For many people gardening fulfills one of those basic, personal needs like getting outdoors, connecting with the ground, exercising, painting with plants, meditation, fresh air, etc. When we garden with others, we are also provided with the opportunity to learn about the other person. Gardening together, we ultimately learn about ourselves.
For some, gardening is maintenance, while for others gardening is commitment; for some it’s a chore, for others it’s a passion.
When we garden together, we learn that the other person does not work at the same speed that we do. Some can immediately jump on a project, give it a try, and see what happens; others need to more fully process the entire project before beginning.
When we garden together, we find that one person has that fearless ability to quickly spend lots of money on lots of plants while others need to check and re-check the budget before spending that much.
When we shop for plants together, some need to see the price tag before purchasing; others can stand calmly in the check-out line at the nursery self-assured that the cost of the plant “can’t be that much.”
When we garden together, some have that miraculous ability to buy plants without any prior idea where they will fit into the landscape. Others however, have inherited and/or cultivated tremendous will-power and must plan out and consider where any plant will go before purchasing them.
When buying plants together we learn that one person immediately has a vision for how all these new plants will beautify the landscape, while the other person is dreading the number of holes to dig. And yet others, a small minority, seem to entirely forget that their purchased plants need to be planted at all.
When gardening together, one person seems to have that eye for pruning while others should probably not be allowed to touch the pruners, ever.
When we garden together, we learn that one person notices colors, another person notices textures, while some are content ignoring both color and texture.
When we garden together one person may absolutely adore fall colors while the other anticipates all the leaves to clean up. We also learn that everyone has a different definition of what it means “to clean up.”
When we garden together, one person likes to know the names of the plants; others must know the scientific name; yet others want to give their plants their own names, like ‘Bob.‘
When we garden together, we find that one person likes to talk more than another person, sometimes a lot more.
When we garden together, we find that some are more inclined to hire a “college kid” to do the “grunt work”, while some are not. Real gardeners, however, know that there’s no such thing as “grunt work.”

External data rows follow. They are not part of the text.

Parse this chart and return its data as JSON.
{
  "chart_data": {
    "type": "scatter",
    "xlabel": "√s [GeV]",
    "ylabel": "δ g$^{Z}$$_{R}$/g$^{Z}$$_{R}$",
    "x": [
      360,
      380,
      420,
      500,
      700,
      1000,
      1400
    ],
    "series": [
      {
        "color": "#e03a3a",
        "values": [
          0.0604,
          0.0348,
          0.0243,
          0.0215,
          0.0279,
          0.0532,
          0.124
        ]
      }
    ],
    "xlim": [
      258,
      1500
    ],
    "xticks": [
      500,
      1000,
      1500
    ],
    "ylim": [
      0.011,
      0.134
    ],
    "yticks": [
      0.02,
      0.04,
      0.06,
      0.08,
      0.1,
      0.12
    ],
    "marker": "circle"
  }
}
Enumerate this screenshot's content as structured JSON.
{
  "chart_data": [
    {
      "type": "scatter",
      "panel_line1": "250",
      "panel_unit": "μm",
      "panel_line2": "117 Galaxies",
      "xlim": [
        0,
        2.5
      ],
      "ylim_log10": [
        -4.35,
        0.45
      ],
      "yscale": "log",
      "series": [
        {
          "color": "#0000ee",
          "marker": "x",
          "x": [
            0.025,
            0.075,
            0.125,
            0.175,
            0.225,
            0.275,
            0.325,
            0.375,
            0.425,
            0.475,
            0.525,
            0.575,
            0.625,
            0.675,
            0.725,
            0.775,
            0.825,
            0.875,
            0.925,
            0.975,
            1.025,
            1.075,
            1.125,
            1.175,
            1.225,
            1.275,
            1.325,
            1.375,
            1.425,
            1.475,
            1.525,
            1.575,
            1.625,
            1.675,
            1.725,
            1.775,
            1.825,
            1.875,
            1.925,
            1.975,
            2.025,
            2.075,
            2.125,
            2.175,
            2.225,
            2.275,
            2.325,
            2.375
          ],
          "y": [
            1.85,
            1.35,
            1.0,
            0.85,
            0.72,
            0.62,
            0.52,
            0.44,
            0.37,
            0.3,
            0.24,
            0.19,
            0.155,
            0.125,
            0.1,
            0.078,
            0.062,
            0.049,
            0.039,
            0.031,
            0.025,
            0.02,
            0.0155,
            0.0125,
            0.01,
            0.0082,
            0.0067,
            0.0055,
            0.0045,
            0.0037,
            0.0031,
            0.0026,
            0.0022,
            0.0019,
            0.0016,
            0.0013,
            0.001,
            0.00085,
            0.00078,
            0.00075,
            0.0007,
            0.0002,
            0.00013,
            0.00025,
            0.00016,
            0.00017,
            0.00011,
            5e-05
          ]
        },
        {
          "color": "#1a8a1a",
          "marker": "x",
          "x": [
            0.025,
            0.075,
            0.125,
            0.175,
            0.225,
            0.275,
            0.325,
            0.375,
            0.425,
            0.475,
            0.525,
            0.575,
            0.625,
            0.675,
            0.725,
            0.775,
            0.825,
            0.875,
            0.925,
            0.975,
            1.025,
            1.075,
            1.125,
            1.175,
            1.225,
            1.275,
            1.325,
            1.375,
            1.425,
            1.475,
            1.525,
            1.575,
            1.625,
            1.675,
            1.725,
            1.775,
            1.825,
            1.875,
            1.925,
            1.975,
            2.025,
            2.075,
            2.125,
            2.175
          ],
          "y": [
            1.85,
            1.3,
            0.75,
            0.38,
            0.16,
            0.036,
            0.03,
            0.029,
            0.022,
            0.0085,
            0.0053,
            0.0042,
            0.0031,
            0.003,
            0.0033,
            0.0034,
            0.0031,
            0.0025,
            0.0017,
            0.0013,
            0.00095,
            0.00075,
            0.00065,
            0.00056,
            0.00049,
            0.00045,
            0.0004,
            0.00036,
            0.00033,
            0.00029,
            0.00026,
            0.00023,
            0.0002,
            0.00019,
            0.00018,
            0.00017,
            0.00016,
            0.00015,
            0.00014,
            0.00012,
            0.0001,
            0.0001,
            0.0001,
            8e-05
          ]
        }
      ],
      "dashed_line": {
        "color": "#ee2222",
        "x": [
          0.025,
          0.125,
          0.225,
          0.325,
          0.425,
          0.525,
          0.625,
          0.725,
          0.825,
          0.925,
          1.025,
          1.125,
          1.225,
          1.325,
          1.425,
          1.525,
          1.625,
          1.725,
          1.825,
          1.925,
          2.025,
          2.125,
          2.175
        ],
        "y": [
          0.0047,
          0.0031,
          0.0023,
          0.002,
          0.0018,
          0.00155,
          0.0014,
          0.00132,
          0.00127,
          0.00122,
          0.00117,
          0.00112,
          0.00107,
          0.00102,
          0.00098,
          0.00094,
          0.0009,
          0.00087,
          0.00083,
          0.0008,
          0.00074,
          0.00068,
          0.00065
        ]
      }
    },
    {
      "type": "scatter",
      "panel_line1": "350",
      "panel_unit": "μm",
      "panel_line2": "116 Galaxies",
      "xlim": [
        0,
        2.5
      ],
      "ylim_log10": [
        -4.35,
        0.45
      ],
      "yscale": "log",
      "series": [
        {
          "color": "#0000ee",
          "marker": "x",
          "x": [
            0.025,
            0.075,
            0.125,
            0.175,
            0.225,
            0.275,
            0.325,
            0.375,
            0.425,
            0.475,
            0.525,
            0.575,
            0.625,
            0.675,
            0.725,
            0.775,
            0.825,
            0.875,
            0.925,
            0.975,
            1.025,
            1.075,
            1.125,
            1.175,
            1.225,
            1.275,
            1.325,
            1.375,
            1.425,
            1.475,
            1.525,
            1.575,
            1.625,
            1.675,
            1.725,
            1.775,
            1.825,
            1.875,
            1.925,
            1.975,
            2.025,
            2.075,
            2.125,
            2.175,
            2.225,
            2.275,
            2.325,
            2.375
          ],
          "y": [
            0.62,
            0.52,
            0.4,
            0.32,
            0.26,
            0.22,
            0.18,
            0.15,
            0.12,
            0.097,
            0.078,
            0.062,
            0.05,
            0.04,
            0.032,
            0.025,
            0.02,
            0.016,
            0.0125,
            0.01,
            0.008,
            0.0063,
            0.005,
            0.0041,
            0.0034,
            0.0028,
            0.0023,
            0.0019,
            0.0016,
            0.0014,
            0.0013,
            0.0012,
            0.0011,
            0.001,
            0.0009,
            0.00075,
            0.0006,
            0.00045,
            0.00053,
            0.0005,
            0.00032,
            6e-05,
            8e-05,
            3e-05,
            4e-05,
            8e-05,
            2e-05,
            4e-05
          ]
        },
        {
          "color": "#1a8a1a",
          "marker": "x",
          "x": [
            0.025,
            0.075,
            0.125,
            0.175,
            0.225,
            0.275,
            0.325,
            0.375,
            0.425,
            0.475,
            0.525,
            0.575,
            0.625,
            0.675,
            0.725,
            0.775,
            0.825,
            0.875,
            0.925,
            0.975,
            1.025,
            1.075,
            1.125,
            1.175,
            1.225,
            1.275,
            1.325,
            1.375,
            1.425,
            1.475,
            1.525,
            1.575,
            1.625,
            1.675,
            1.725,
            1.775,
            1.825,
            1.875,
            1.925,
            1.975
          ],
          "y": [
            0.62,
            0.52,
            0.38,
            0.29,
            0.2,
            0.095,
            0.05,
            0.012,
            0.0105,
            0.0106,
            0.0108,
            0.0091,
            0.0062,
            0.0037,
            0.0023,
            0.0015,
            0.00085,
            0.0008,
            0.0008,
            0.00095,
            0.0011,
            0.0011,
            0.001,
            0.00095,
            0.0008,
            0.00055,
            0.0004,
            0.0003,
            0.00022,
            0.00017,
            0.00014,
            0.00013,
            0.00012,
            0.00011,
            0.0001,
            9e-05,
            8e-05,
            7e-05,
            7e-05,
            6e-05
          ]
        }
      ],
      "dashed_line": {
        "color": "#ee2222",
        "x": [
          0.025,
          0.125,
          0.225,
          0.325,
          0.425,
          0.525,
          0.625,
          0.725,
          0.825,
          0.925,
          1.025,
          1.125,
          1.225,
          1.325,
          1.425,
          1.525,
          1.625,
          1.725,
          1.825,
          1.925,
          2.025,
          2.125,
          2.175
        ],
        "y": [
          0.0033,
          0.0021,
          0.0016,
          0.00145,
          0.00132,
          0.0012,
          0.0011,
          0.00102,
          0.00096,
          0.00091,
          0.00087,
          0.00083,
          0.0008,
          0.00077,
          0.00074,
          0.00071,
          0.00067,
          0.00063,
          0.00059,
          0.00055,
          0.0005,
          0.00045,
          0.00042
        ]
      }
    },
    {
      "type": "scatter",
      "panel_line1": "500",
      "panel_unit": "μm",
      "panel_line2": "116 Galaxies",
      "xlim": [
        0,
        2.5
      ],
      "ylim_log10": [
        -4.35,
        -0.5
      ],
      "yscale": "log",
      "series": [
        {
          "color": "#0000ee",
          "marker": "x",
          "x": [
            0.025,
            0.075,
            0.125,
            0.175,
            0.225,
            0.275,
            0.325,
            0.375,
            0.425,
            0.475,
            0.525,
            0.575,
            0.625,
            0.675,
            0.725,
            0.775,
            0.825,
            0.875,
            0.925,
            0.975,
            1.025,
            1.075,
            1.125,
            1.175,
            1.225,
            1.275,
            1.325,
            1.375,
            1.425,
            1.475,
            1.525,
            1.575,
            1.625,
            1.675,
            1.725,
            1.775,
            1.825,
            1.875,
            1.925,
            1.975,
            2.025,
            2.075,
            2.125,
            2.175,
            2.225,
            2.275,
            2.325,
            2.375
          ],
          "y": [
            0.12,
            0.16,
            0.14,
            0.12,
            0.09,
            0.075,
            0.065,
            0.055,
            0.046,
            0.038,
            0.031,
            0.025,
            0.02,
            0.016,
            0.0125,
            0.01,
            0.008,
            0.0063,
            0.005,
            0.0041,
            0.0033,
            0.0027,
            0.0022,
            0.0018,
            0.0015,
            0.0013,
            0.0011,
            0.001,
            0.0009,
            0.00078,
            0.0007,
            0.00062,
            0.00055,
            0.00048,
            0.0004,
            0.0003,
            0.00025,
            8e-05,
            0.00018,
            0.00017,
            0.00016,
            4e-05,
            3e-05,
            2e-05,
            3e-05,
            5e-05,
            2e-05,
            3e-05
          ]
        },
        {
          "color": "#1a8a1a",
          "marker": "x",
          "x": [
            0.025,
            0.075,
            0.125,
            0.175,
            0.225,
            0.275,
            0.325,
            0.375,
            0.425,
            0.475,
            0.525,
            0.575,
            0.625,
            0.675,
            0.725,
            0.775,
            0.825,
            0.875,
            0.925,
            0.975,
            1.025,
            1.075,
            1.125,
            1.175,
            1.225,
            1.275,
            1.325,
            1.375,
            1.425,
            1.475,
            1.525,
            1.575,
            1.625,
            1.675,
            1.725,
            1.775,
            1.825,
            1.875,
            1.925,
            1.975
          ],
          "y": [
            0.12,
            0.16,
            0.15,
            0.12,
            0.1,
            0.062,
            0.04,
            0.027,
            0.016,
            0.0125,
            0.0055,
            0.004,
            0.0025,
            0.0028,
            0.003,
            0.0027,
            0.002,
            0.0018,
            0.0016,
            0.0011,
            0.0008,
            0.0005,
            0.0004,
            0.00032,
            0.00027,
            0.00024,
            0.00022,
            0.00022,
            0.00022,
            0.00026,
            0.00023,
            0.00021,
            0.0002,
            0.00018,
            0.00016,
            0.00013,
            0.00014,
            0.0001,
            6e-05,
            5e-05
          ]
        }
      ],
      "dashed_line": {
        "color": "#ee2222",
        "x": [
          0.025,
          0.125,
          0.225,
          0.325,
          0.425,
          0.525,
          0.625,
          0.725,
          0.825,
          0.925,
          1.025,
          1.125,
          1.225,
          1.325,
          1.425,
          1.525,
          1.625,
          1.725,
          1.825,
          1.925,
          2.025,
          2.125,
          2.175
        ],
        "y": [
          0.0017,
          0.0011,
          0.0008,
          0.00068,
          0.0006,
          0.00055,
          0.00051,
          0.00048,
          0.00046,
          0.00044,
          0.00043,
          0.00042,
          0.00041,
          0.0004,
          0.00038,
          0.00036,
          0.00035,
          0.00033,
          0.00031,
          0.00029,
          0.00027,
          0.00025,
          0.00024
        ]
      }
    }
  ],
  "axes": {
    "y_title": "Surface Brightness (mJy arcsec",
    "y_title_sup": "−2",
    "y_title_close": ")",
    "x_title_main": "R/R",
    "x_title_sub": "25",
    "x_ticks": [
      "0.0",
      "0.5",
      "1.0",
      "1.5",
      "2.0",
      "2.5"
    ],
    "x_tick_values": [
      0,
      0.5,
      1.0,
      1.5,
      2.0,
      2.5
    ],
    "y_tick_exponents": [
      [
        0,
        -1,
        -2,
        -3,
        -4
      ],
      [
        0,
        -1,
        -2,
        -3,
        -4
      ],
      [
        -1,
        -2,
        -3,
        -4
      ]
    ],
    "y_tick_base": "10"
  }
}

When we garden together in large groups, we quickly learn that some are “natural born leaders” while some best benefit the garden in an armchair capacity only; when gardening in groups we always find that at least one person has a need to get way dirtier than everyone else.
When we garden together with kids we get a chance to remember that work and play are supposed to be the same thing. When we garden as kids we have a chance to be present, connect, communicate, play and have fun. Don’t sweat it; Have fun, gardening together.